Ook bij pups kun je een dergelijke test doen: in het bloed van de pup wordt er gekeken naar de aanwezigheid van afweerstoffen, die bij een pup alleen maar afkomstig kunnen zijn van moeders. En dat hebben we natuurlijk gedaan. Een hele onderneming, want met vijf pups in één keer naar de dierenarts vraagt om een autorit en dat is met een nest Saarlozen geen sinecure. In een hokje is niet heel handig: de pups zouden maar in paniek raken en dan is er geen troostende hand in de buurt. In navolging op wat we net bij Marianne hadden gezien ben ik met de pups in de kofferbak van de auto gekropen. Gezellig kropen ze tegen me aan. Een kluwen pups, beetje hijgen, ook al was het maar vijf minuten. Gelukkig zonder overgeven of kwijlen, het eerste autoritje zat er op.

ze waren echt met zijn vijven, eentje is er fotoschuw

Bij de dierenarts binnen trippelden ze gezellig rond. Louve was mee als oude tante, die hadden ze helemaal niet nodig! Nergens om bang voor te zijn. En natuurlijk stalen ze de harten van de assistentes: wat een plaatjes zijn het. Bloed afnemen deed onze dierenarts uit een ader in de nek, dat ging eigenlijk ook vlekkeloos.

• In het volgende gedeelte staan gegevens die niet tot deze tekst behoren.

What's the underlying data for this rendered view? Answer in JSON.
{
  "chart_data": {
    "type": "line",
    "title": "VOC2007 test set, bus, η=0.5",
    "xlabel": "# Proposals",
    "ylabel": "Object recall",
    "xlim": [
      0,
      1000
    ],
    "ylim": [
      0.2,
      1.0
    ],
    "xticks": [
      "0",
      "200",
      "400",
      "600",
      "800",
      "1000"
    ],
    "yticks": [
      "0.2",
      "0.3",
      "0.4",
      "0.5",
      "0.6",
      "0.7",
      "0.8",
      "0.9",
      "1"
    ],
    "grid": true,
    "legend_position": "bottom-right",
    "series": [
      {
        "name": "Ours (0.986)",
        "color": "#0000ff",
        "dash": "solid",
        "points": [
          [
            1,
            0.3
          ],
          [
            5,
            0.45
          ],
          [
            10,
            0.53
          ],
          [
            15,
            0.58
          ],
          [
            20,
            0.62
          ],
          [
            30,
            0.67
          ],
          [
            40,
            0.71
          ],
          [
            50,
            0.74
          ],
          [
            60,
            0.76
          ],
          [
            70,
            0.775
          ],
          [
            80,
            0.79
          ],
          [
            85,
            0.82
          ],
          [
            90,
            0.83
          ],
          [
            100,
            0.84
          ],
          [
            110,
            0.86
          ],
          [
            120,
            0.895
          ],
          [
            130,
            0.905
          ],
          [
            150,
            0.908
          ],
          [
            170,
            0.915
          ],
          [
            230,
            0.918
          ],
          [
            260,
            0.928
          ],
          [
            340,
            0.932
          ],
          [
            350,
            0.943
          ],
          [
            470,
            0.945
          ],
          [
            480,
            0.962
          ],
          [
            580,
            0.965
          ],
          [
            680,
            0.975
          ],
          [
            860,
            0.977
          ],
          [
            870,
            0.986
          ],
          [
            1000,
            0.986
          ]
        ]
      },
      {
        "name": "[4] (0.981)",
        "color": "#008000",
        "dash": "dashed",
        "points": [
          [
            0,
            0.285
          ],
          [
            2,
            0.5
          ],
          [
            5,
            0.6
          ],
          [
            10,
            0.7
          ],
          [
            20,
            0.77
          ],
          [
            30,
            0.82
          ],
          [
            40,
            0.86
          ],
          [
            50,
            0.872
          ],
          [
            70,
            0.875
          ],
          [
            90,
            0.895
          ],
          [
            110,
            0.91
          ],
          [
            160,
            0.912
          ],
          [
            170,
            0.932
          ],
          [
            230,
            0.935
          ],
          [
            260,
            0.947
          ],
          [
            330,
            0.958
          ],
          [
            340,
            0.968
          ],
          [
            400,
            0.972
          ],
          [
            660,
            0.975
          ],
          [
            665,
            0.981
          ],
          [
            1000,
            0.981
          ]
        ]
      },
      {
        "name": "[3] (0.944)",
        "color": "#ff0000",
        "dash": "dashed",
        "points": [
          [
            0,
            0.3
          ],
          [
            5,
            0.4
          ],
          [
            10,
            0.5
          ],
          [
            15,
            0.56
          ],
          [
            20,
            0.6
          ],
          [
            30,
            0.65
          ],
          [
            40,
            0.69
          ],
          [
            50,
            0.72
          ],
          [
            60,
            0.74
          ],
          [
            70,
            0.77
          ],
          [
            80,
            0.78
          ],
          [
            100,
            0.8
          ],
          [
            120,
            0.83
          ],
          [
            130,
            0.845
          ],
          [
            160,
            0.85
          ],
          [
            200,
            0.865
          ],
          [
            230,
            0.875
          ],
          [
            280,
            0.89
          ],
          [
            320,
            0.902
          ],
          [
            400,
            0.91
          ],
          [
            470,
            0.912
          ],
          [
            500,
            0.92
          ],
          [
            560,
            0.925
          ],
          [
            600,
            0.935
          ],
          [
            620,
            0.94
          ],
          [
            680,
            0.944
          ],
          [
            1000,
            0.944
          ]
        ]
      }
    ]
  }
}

Een klein piepje wanneer de naald het bloedvat in schoof, daar bleef het bij.

even een beetje spannend…

Omdat het druk was op de praktijk en het tegen het einde van de dag liep, zijn we met de pups weer naar huis gegaan. Om de volgende dag de boodschap te krijgen dat de pups nog voldoende bescherming van moeders hadden en dus niet geënt hoefden te worden. Fijn, we zijn er blij  om. Over drie weken wordt er weer opnieuw gekeken.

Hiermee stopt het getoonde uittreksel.